If you track added sugars closely, note that the flavor uses maple sugar along with non-nutritive sweeteners. If you avoid dairy, this isn’t a fit. If you’re salt-sensitive, taste before adding nut butter or salty mix-ins. For a leaner shake day to day, mix with water or a low-calorie milk and save fruit or oats for training days.

How To Read The Label Like A Pro

Protein supplements use the same Nutrition Facts framework as packaged foods. Look for serving size in grams, calories, grams of protein, and grams of carbohydrate and sugars. The federal label guide also explains how % Daily Value works across nutrients, which can be handy for sodium, calcium, or fiber when those are listed.

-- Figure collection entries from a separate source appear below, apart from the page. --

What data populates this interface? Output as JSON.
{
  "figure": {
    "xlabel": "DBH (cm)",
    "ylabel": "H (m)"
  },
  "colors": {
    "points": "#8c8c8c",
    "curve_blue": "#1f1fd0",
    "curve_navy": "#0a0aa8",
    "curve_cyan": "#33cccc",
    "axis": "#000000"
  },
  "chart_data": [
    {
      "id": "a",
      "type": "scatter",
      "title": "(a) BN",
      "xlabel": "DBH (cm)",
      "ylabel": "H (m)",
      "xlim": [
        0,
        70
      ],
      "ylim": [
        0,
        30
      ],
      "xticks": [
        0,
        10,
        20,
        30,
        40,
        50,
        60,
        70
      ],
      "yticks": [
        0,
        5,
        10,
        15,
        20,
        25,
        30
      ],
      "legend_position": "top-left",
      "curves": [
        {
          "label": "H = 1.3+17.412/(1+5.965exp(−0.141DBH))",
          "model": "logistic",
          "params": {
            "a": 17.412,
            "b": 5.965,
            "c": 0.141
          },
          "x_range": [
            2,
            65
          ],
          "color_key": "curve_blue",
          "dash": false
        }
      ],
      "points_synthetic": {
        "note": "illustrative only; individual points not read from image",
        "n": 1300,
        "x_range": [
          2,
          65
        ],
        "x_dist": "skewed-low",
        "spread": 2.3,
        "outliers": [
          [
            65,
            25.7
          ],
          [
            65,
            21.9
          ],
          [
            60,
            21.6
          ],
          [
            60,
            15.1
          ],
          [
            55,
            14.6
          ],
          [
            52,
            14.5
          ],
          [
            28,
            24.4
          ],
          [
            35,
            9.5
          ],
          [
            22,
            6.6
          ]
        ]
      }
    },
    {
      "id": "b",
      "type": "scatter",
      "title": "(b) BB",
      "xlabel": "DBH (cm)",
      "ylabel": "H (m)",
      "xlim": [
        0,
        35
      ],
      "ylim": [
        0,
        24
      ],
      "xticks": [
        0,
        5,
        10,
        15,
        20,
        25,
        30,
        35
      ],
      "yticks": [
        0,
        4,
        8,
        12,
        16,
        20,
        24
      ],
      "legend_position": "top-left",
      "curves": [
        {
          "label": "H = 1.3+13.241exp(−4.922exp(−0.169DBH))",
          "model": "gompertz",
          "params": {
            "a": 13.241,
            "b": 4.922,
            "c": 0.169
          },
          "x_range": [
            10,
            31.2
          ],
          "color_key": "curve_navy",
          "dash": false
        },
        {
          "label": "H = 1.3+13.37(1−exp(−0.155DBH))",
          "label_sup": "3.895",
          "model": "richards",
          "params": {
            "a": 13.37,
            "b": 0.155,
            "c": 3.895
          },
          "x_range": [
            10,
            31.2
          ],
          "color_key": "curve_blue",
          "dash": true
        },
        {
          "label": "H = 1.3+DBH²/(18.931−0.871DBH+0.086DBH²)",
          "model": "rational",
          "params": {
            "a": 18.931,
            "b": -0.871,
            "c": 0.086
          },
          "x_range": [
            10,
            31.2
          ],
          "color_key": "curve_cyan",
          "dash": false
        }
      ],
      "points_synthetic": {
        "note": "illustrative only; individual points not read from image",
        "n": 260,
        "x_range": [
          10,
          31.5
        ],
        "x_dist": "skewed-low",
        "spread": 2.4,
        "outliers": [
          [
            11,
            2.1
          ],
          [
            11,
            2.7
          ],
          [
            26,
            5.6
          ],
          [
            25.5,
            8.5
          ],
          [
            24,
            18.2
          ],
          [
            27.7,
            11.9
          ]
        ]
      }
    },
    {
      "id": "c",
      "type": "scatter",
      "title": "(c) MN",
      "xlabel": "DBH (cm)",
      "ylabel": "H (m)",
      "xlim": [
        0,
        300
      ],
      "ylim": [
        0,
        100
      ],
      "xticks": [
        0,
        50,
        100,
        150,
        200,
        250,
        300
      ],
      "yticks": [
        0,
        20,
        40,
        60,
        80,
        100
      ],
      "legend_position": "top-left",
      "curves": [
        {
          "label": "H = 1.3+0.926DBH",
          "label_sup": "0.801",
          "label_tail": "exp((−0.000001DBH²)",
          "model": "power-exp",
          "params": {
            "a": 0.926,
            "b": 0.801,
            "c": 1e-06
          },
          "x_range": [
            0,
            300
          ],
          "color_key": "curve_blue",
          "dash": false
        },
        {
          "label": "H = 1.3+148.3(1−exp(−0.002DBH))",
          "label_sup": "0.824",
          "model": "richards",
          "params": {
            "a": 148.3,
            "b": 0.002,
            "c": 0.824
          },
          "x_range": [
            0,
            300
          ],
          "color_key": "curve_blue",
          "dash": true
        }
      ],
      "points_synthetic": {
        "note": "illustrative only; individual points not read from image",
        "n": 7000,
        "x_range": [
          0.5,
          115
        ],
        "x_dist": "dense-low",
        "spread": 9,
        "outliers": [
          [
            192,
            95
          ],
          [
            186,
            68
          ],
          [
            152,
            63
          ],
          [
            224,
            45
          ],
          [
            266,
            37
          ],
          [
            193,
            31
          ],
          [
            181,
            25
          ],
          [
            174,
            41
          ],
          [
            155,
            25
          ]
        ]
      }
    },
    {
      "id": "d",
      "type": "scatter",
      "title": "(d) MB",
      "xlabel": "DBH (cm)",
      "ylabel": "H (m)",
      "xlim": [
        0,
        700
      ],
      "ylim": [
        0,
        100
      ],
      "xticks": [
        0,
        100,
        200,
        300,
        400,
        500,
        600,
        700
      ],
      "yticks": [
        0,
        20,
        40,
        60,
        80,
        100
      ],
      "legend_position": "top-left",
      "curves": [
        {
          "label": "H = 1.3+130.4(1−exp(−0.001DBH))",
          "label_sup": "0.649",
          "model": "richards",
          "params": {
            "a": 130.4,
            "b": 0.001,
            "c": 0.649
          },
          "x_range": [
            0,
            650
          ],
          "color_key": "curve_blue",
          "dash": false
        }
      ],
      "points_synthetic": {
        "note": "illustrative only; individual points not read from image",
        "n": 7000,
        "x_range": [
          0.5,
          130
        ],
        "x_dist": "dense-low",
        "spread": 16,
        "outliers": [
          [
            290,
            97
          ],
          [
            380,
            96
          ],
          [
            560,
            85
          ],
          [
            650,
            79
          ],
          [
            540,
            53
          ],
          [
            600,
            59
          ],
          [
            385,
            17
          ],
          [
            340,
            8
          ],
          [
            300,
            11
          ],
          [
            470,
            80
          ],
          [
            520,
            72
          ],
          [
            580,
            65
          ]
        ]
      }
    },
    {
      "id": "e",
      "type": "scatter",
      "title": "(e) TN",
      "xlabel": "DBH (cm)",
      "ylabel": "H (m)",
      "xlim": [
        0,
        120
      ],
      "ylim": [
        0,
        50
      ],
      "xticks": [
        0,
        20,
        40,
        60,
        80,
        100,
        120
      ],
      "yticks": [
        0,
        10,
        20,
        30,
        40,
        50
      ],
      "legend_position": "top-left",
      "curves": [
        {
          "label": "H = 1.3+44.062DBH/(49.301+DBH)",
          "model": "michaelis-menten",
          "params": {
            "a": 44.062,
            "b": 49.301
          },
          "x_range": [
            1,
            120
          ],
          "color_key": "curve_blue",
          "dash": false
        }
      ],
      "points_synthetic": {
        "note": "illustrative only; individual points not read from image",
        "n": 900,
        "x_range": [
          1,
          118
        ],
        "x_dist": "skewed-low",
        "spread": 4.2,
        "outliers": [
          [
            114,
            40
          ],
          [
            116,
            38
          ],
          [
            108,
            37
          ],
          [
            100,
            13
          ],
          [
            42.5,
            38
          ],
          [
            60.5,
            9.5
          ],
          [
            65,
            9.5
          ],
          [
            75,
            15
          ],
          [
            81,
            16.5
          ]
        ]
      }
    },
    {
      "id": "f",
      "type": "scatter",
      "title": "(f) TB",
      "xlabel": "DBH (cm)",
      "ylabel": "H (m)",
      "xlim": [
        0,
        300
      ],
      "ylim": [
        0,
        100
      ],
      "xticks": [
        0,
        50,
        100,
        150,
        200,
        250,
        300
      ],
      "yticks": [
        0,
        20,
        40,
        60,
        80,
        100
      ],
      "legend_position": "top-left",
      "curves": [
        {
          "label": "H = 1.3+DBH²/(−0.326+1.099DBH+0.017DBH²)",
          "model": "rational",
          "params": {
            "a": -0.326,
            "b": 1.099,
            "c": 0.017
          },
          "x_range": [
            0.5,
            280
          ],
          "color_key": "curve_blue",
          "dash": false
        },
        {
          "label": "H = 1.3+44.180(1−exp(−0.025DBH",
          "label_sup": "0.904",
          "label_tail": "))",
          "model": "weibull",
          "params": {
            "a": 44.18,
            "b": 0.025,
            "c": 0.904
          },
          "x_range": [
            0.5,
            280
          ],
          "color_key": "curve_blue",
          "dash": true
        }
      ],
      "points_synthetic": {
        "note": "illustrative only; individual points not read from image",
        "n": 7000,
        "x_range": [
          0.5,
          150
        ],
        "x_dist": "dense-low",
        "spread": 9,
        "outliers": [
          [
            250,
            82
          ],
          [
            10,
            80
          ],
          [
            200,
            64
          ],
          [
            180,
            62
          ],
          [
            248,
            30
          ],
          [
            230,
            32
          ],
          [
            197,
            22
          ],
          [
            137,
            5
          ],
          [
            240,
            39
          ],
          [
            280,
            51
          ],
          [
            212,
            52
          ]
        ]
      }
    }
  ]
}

For a quick primer straight from regulators, see the FDA protein label handout. It shows where to find grams per serving and clarifies why protein often lacks a %DV line on foods that aren’t targeted to certain life stages. You’ll still get the exact gram count, which is the line that matters for planning shakes.

Two Handy Label Pointers

  • Protein may not show a %DV on every label; grams per serving tell the story.
  • Ingredients run from most to least by weight, so whey should appear first on a whey-based blend.

Sources And Notes

Brand claims for 24 g protein per scoop and the flavor lineup come from Ballerina Farm’s product pages. Public nutrition databases list Maple Cinnamon with a 150-calorie scoop and a macro split that lines up with the ingredient list. Those entries also show the full ingredient line with grass-fed whey first.

This page will be updated as soon as the brand publishes a full Nutrition Facts panel online. Until then, the numbers above are the best available snapshot across brand pages and widely used nutrition databases.

To answer the keyword directly: the phrase “Ballerina Farm Maple Cinnamon Protein Powder Nutrition Facts” refers to the calories, macros, and ingredients for this Maple Cinnamon flavor. When shoppers search Ballerina Farm Maple Cinnamon Protein Powder Nutrition Facts, they want the 24-gram protein figure, an estimated calorie line, and the ingredient list in one place. That’s exactly what you’ll find above with sources.